INVESTIGATION AND OBTAINING THE PATIENT'S MEDICAL RECORDS:
DIFS staff will not investigate, contact medical sources, or seek out information to support your position. It is your responsibility to provide the pertinent documents such as bills, explanations of benefits, medical records, correspondence, statements from doctors, and research material to support your position. If the issue in the review is referred to an IRO, the health carrier is required to provide the IRO with the medical records and other documents it used to make its adverse determination. The IRO will use this information to make its recommendation.

DECISION ISSUANCE:
If the PRIRA external review does not require review by an IRO, the law requires the Director to issue a decision within 14 calendar days after the request is accepted for review. If the review requires referral to an IRO, the IRO is required to provide DIFS with its recommendation within 14 calendar days after it is assigned the review, and the Director must issue a decision within 7 business days after receiving the recommendation of the IRO.

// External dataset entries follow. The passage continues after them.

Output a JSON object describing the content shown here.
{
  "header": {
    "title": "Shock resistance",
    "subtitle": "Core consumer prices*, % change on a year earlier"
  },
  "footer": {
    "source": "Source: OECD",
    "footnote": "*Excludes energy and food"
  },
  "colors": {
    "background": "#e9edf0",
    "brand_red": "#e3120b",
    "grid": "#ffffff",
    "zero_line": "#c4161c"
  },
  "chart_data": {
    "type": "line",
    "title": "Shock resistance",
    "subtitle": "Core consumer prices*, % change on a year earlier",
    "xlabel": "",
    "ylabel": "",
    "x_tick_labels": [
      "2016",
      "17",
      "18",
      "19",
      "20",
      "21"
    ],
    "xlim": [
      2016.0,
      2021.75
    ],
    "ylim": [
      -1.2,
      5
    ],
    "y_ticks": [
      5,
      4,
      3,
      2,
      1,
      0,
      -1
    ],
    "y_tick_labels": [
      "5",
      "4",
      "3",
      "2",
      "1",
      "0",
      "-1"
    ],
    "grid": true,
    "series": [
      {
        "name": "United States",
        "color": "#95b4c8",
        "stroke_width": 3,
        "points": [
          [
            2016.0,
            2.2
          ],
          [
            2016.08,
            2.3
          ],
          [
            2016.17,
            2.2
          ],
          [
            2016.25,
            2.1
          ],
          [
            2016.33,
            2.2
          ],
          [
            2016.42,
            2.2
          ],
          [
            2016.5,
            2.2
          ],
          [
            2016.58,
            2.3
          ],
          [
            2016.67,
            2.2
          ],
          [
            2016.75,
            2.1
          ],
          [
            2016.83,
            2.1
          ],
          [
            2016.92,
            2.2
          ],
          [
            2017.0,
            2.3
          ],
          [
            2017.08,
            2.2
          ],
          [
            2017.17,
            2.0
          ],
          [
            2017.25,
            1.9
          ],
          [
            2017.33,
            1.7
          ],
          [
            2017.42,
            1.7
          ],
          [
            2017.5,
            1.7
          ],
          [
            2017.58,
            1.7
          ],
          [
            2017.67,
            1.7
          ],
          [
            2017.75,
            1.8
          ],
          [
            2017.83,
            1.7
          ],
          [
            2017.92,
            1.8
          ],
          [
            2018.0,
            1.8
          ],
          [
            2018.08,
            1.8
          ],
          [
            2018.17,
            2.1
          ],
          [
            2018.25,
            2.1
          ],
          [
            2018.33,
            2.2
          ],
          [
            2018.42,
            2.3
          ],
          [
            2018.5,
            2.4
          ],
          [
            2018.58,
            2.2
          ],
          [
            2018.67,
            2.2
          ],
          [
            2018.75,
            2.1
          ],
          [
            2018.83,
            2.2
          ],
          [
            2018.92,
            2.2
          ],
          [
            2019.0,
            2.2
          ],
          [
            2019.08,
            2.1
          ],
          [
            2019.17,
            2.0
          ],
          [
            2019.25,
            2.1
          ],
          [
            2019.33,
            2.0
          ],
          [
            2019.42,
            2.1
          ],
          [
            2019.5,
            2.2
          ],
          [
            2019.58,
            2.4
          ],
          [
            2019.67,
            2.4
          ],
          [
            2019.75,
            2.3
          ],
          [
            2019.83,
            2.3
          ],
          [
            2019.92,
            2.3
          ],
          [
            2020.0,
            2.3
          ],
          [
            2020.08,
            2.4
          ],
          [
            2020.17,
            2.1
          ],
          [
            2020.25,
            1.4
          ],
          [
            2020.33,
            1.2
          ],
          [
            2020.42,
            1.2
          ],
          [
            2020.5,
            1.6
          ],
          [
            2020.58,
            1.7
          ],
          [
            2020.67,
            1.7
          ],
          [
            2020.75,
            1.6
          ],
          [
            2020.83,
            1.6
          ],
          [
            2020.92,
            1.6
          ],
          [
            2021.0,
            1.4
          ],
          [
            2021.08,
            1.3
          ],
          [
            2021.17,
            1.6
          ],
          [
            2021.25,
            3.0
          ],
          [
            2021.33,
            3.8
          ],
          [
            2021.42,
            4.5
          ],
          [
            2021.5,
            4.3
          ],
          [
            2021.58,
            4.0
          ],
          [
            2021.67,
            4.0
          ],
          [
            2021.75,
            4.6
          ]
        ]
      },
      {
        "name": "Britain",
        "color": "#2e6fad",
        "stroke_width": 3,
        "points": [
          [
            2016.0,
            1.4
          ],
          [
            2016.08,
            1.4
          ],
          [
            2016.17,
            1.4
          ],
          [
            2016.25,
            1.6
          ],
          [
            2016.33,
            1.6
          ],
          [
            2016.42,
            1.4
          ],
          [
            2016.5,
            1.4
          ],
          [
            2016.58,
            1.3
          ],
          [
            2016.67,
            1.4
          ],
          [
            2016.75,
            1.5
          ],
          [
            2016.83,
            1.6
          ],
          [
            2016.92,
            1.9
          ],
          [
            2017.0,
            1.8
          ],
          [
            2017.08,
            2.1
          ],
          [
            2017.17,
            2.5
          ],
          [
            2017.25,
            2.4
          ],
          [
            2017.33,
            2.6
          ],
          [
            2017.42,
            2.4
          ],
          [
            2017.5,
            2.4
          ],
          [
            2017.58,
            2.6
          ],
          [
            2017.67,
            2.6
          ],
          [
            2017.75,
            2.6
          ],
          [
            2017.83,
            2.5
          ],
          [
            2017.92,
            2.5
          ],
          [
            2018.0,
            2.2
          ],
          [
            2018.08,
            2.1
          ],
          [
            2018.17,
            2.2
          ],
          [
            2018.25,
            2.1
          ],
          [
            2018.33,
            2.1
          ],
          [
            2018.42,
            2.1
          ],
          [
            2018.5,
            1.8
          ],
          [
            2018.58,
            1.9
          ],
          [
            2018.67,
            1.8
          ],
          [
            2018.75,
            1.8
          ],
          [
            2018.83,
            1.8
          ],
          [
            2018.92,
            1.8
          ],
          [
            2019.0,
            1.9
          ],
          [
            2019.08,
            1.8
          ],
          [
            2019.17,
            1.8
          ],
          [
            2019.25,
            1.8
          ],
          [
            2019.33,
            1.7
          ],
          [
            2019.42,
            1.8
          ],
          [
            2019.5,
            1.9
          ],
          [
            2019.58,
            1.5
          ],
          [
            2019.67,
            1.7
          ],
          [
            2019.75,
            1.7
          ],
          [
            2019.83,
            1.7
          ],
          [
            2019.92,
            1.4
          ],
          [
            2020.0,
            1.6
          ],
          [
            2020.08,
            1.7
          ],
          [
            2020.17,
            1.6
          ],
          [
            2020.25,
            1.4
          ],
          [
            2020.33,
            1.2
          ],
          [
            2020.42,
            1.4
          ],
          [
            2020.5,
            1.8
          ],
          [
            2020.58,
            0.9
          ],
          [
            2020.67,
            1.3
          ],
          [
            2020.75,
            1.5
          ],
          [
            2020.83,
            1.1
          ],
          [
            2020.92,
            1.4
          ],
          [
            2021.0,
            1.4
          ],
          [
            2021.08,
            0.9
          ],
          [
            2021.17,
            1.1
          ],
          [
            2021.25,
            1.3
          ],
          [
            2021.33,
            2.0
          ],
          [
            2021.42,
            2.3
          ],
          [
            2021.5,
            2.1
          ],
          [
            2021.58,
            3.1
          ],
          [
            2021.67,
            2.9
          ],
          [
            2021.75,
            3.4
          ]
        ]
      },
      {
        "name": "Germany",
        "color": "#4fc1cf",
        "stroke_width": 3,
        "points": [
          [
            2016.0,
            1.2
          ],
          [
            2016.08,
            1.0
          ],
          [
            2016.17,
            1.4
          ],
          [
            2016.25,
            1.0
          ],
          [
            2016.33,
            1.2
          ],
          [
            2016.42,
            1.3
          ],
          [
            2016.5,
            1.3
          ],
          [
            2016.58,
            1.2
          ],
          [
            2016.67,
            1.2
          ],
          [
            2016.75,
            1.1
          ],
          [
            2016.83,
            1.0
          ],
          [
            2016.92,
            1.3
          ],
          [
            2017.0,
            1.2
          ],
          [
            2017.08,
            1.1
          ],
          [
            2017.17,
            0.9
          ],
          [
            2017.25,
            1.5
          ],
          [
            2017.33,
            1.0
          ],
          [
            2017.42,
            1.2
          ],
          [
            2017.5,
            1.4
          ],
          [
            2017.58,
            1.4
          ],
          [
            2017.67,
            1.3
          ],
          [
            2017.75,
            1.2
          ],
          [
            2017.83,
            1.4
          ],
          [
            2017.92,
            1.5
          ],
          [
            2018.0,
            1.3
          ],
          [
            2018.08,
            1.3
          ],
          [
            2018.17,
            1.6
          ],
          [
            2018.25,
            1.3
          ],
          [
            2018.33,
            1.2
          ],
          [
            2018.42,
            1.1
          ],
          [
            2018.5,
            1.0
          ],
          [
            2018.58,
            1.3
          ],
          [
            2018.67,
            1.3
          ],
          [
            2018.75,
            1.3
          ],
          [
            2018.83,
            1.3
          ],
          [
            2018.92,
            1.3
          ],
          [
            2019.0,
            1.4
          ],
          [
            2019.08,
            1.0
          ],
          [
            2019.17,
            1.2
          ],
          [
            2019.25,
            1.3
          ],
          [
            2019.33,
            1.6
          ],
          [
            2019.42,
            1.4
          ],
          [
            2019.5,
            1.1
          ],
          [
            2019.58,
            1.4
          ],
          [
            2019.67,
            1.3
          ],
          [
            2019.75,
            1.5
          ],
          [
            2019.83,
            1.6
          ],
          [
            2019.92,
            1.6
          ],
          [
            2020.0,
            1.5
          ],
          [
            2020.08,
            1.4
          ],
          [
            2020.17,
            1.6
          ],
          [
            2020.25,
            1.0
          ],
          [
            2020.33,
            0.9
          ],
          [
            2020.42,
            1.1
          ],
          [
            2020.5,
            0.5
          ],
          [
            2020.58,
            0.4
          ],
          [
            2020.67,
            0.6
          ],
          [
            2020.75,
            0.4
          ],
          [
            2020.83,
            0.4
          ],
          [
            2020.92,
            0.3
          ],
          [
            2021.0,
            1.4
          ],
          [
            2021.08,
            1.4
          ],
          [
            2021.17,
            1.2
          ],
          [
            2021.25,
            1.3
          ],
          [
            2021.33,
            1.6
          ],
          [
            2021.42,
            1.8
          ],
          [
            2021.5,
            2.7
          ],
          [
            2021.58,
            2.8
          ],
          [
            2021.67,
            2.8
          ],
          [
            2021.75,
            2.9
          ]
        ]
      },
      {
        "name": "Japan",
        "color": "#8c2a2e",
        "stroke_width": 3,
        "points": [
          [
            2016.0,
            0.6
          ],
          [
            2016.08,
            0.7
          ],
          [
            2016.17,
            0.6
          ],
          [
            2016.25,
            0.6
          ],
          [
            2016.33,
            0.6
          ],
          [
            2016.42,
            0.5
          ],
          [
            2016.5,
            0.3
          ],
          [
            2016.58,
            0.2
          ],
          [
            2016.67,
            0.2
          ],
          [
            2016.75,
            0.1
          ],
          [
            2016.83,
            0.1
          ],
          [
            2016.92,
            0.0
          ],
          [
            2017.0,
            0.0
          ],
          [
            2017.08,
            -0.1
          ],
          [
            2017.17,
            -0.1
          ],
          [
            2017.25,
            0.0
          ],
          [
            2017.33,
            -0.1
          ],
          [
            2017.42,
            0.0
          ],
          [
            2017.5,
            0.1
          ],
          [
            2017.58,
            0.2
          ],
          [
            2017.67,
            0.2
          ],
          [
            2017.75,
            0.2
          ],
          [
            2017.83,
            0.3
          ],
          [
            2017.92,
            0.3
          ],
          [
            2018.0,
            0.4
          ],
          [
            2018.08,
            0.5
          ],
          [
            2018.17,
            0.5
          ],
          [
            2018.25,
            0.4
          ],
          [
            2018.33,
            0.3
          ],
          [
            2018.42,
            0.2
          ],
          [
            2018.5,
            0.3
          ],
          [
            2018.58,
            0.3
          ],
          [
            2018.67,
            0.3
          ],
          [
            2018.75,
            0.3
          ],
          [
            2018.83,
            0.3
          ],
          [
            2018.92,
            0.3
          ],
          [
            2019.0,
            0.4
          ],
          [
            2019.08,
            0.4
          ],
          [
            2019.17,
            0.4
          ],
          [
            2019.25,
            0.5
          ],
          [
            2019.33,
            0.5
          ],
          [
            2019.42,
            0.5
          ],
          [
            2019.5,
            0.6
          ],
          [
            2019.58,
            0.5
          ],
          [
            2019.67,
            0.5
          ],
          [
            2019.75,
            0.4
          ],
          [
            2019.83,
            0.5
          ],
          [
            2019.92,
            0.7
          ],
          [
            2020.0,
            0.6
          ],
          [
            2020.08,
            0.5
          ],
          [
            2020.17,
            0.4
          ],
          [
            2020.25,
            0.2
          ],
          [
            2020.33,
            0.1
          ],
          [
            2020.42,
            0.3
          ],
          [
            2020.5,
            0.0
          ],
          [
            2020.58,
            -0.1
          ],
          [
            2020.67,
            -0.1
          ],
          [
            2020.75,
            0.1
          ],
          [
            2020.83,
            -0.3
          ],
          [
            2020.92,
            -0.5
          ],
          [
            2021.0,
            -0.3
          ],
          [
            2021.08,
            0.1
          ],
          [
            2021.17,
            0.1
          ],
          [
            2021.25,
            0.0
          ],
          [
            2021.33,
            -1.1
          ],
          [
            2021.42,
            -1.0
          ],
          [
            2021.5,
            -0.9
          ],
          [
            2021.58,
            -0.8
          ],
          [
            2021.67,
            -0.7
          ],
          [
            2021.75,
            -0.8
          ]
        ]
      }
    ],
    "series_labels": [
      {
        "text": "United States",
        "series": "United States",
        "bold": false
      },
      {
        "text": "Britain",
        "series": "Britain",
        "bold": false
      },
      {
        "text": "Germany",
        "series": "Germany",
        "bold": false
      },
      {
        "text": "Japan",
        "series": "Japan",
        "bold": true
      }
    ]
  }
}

RIGHT TO APPEAL DIRECTOR'S DECISION:
If you, or the health carrier disagree with the Director's decision, either has the right to appeal to circuit court in the county where the covered person resides, or in Ingham County, within 60 days from the date of the decision. If the decision overturns the health carrier's determination and the health carrier appeals to circuit court, DIFS will not represent you.

PRIRA EXPEDITED EXTERNAL REVIEW: 
If you have a medical condition for which the timeframe for completion of the PRIRA external review would seriously jeopardize your life or health or your ability to regain maximum function, you may request an expedited external review. With issues involving an experimental or investigational service or treatment DIFS may consider whether the FDA has approved the procedure and conduct the risk-reward determination described above when deciding whether to allow an expedited external review. A PRIRA expedited external review is completed within 72 hours after your request (which DIFS prefers in writing) has been accepted for expedited external review.

To qualify for a PRIRA expedited external review, you must have your physician verify, orally or in writing, that the time frame for a non-expedited PRIRA external review would seriously jeopardize your life or health. A PRIRA expedited external review is only granted when the issue involves health care services that have not already been provided to the patient and the issue involves medical necessity of a serious medical condition.

The same form is used to request an expedited external and non-expedited review under the Patient's Right to Independent Review Act: Health Care Request for External Review Form.